I would bet at some point in time during AMD’s time of troubles, you’ve wondered, “What do the AMD employees think about all this?”
Well, there’s a fairly recent website called Glassdoor.com which lets you post salaries and general comments about the company you work/worked for.
Yes, the comments found need to be taken with a few grains of salt if you’re trying to get an overall feel for the company; some provide an ant’s-level view of the company (of course, that view is important if you’re thinking about becoming an ant), some are a little self-centered, and some complain about practices inherent to any bureaucracy.
However, there are relatively few scorched-earth rants to be found and most participants seem to be making a good-faith effort to judge their employer.
So I went and looked at the comments by the AMDers, and noticed a few areas of general consensus among the AMDers.
Employees like or at least want to like the company Day-to-day, on a personal level, people seem to like working for the company, they feel on the whole that they’re being treated decently. Most complaints on the human resource level stem directly from AMD’s financial crisis (i.e., no pay increases or bonuses), and they generally understand and accept that the company needs to make money for them to get more money.
They don’t know what’s going on, either If you’ve felt AMD was overly mysterious and secretive and run by the seats of certain executives’ pants, you’re not alone. So do the employees. While you wouldn’t expect top secrets being exposed left-and-right in a place like this, a very common complaint was that employees didn’t know what was going on. This was true not only strategically (they have no more as to what “asset light” is than we do), but even when it came to providing technical information needed for work.

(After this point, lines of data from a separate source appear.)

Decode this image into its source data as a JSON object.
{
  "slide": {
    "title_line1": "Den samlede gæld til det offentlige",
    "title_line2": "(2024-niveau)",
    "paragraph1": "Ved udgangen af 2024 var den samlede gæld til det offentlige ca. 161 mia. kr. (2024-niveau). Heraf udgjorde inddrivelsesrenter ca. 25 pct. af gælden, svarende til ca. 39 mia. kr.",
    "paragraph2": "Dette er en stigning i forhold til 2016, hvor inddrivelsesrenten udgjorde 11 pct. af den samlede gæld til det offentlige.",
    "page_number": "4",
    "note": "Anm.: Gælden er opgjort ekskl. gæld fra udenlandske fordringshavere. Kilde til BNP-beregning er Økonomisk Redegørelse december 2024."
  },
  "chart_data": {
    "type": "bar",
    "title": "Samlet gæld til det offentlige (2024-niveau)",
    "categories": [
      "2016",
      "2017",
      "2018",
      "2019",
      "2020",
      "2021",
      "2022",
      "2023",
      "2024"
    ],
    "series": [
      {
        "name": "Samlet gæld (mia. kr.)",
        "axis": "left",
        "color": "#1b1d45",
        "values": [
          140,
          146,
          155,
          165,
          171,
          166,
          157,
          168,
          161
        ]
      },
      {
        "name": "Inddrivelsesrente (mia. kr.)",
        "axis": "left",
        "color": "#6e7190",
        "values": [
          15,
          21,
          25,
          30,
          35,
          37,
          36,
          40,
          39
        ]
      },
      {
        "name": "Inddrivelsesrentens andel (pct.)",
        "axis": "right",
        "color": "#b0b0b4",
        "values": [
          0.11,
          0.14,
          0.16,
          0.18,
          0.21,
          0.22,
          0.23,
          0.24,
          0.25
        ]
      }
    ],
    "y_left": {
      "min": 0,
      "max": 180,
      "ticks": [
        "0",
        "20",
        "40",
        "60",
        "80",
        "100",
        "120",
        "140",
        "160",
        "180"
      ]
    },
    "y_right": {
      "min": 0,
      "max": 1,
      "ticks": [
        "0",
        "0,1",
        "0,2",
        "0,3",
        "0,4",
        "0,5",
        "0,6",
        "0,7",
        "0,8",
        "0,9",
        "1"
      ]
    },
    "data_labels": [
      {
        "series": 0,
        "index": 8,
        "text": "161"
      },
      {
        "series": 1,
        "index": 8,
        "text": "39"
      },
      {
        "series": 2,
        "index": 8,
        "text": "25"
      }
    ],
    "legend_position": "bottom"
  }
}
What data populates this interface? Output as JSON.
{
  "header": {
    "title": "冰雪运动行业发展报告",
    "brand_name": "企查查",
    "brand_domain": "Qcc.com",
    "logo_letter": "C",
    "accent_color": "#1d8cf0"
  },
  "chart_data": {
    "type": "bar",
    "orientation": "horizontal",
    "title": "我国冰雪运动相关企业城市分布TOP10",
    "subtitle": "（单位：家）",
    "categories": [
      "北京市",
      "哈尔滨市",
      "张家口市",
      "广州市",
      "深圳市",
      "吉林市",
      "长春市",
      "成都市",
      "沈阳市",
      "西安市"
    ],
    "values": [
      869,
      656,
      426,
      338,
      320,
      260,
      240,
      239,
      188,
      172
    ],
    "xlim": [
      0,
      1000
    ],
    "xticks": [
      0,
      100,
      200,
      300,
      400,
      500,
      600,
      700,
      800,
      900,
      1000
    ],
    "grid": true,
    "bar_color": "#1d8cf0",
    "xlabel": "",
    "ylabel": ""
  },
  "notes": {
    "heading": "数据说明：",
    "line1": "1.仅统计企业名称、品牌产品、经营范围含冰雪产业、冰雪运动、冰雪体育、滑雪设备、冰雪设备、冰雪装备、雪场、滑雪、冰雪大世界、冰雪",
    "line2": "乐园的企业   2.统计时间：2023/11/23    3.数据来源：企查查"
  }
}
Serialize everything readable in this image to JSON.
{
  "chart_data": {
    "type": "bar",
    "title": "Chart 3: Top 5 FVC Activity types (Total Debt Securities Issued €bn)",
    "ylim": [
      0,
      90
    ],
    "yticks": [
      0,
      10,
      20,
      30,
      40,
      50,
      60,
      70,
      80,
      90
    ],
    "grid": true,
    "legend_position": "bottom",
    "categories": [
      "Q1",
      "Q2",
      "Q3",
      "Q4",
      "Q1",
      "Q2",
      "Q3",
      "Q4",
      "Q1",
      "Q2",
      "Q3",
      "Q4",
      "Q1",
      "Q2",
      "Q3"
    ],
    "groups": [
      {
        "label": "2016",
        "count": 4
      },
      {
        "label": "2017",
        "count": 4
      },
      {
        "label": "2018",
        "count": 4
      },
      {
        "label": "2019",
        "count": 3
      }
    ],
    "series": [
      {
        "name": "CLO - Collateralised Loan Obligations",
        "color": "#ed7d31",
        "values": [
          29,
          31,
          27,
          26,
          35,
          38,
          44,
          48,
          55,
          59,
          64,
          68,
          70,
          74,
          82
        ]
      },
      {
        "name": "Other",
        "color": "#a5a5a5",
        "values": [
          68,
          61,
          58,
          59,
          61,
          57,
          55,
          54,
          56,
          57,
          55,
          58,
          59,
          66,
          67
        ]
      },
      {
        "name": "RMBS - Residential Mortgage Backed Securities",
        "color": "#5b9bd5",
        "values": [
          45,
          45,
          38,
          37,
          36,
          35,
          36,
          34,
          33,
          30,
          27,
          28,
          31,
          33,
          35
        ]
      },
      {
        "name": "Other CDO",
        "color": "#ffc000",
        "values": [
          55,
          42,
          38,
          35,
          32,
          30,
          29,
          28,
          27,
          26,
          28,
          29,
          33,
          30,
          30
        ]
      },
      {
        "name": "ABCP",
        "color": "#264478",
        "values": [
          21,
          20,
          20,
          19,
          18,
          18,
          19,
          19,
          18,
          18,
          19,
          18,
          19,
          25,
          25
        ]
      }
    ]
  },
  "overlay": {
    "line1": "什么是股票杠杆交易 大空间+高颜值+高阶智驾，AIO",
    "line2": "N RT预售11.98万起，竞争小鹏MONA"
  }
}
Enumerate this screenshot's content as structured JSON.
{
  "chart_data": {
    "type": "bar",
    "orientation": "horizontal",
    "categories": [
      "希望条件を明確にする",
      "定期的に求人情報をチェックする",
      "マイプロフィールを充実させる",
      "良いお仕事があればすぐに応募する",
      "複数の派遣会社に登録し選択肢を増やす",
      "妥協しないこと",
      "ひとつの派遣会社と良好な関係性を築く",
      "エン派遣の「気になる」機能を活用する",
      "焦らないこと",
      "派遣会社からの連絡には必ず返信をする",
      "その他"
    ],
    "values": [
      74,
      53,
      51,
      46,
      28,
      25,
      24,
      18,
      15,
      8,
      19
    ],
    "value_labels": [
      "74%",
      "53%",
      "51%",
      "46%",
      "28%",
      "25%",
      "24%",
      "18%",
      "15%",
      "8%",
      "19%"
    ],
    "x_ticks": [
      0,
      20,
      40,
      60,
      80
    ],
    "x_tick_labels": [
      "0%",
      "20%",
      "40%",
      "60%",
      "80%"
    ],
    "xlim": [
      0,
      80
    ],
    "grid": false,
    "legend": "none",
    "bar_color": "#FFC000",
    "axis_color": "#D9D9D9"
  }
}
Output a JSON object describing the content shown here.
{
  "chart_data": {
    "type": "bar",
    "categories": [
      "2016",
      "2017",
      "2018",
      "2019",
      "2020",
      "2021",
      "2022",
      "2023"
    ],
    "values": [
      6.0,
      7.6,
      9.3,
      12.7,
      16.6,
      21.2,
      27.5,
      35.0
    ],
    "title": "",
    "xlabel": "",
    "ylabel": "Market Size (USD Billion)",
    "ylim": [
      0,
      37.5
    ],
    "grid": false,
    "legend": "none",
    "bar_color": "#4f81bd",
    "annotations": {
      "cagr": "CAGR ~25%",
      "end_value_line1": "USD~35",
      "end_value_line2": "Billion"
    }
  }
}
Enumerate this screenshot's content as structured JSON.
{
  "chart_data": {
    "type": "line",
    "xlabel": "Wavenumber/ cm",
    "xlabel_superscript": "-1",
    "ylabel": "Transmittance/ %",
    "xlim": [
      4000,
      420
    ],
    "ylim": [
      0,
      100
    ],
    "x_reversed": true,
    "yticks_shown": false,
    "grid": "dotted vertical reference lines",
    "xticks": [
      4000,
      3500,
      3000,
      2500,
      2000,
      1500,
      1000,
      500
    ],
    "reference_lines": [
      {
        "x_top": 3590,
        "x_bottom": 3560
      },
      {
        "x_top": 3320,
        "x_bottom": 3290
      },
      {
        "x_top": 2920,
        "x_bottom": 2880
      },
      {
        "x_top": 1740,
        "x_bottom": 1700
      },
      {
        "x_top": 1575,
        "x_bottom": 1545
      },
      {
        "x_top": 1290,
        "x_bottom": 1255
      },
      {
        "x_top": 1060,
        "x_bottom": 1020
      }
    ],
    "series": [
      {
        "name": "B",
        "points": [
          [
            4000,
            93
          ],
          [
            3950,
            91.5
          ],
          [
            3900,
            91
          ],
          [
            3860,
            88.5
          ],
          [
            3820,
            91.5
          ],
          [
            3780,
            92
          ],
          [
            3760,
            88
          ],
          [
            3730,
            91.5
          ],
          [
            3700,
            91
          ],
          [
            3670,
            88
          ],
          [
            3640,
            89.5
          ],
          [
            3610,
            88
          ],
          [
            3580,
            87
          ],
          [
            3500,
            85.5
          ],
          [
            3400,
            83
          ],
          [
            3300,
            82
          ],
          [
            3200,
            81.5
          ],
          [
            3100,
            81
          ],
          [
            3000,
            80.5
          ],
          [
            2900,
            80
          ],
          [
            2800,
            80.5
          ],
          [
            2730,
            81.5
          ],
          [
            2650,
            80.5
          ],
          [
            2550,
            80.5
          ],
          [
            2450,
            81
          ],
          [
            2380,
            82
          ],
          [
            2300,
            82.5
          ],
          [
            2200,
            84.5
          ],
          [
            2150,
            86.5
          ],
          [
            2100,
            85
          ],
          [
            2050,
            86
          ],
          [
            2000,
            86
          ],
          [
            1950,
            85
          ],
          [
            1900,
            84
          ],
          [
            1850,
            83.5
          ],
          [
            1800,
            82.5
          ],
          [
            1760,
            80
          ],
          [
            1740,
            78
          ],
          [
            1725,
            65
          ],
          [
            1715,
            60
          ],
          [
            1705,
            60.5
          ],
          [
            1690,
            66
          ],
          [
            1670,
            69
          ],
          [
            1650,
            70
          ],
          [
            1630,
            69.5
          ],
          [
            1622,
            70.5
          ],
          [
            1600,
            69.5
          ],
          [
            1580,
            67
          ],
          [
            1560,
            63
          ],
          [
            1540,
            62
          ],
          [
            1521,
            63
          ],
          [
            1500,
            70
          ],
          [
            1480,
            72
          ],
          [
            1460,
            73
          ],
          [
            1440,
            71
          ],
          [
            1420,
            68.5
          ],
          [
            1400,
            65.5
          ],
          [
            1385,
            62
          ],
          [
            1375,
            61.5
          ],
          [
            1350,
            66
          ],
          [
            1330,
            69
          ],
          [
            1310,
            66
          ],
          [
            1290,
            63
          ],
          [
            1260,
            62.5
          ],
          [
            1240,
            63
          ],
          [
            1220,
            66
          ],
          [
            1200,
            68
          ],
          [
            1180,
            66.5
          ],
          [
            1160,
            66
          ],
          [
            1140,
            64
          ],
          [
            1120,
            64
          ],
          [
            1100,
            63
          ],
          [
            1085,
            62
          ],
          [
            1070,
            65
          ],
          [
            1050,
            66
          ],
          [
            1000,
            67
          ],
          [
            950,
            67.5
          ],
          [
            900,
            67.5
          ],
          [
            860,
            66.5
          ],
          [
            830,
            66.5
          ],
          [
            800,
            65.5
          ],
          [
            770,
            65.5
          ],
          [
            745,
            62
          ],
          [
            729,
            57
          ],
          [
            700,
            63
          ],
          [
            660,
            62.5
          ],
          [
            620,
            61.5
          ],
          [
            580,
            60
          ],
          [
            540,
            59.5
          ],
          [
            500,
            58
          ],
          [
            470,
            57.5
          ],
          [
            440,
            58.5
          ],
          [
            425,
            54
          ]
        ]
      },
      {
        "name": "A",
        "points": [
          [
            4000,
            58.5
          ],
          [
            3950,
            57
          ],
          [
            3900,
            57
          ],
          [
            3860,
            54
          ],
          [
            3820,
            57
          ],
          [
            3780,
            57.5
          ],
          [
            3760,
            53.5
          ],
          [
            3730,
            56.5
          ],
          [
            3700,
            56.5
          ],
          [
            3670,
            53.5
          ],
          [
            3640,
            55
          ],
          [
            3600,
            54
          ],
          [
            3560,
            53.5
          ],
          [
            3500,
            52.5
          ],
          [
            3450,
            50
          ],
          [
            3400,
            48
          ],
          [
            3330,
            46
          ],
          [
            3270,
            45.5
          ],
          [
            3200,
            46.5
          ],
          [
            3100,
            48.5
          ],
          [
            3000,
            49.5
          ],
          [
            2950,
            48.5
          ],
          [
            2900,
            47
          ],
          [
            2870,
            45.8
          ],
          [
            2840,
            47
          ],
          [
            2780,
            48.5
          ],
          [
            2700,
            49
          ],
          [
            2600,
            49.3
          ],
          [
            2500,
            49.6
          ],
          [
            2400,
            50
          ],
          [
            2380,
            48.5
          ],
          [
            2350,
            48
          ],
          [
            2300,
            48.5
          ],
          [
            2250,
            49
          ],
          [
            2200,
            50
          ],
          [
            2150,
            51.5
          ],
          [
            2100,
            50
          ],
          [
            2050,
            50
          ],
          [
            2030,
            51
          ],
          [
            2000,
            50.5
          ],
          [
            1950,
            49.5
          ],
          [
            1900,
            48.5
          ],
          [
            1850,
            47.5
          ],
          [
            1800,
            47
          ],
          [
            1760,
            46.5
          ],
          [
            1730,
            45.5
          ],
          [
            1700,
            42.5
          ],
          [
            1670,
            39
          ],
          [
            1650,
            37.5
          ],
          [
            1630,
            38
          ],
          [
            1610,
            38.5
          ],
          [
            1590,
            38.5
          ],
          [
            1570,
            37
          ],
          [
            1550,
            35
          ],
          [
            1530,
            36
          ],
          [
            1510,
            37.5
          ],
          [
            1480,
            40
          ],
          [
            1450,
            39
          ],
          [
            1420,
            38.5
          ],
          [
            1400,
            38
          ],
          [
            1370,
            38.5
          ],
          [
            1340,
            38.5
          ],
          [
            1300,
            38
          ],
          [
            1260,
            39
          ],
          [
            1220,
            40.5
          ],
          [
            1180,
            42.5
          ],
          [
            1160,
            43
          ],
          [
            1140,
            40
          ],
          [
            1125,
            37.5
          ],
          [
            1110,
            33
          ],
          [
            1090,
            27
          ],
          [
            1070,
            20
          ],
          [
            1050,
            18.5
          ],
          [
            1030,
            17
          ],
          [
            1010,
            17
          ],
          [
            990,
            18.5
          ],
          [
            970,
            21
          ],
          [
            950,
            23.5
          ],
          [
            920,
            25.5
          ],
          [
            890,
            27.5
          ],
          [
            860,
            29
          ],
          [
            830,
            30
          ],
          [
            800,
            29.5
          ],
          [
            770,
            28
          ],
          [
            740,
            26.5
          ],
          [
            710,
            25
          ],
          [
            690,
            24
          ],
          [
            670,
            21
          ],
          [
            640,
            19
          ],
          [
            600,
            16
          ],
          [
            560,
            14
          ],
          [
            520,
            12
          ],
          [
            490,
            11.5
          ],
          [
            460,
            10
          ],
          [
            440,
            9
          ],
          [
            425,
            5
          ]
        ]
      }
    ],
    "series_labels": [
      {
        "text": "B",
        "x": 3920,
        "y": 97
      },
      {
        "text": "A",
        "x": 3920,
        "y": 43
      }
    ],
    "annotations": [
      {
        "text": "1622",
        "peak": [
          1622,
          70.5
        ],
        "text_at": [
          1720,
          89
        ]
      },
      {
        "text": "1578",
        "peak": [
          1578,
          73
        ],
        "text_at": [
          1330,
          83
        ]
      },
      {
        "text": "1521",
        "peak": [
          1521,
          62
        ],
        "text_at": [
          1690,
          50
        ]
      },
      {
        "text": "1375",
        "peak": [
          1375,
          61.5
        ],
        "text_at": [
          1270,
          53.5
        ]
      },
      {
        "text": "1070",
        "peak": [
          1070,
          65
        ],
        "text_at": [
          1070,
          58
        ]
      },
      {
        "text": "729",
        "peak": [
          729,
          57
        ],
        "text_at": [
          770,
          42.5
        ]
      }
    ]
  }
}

No confidence in management While a generally high level of complaint about management is to be expected from non-management in any company, it’s almost total at AMD. More importantly, while other employees at other companies tend to complain more about middle than top level management, at AMD, it’s top-level management that gets called clueless almost every time.
Part of the rating system at Glassdoor asks you to indicate approval, no opinion, or disapproval of the CEO. It also asks for an overall evaluation of the company. Of those companies which have a significant number of employee responses, the employees of a few tech companies give their CEO more than an 80% approval rating (Apple, Cisco and Google). Typical CEO ratings range from the low forties (IBM, HP) to around 60% (Dell, Intel).
President George W. Bush is considered a pretty unpopular guy; he has a bit less than a 30% approval rating. Other Presidents have done worse, a few have gotten down to the low-twenties.
Hector gets 8%.
That’s not the absolute worst rating, but it’s very close to it.
Even worse if you’re Hector, if you compare Hector with the other CEOs rated way down there, AMD employees think considerably better of the company than they do Hector. AMD employees rated AMD a 2.9 on a scale of 1-5. Most other tech companies that give their CEO a 15% or 20% or 30% approval rating rate their companies rather lower than AMDers rank AMD.
So it’s not a matter of Mr. Ruiz being made the scapegoat for the employee’s dislike of the company. They actually kind of like the company; what they don’t like is what Mr. Ruiz and his buddies are doing to it.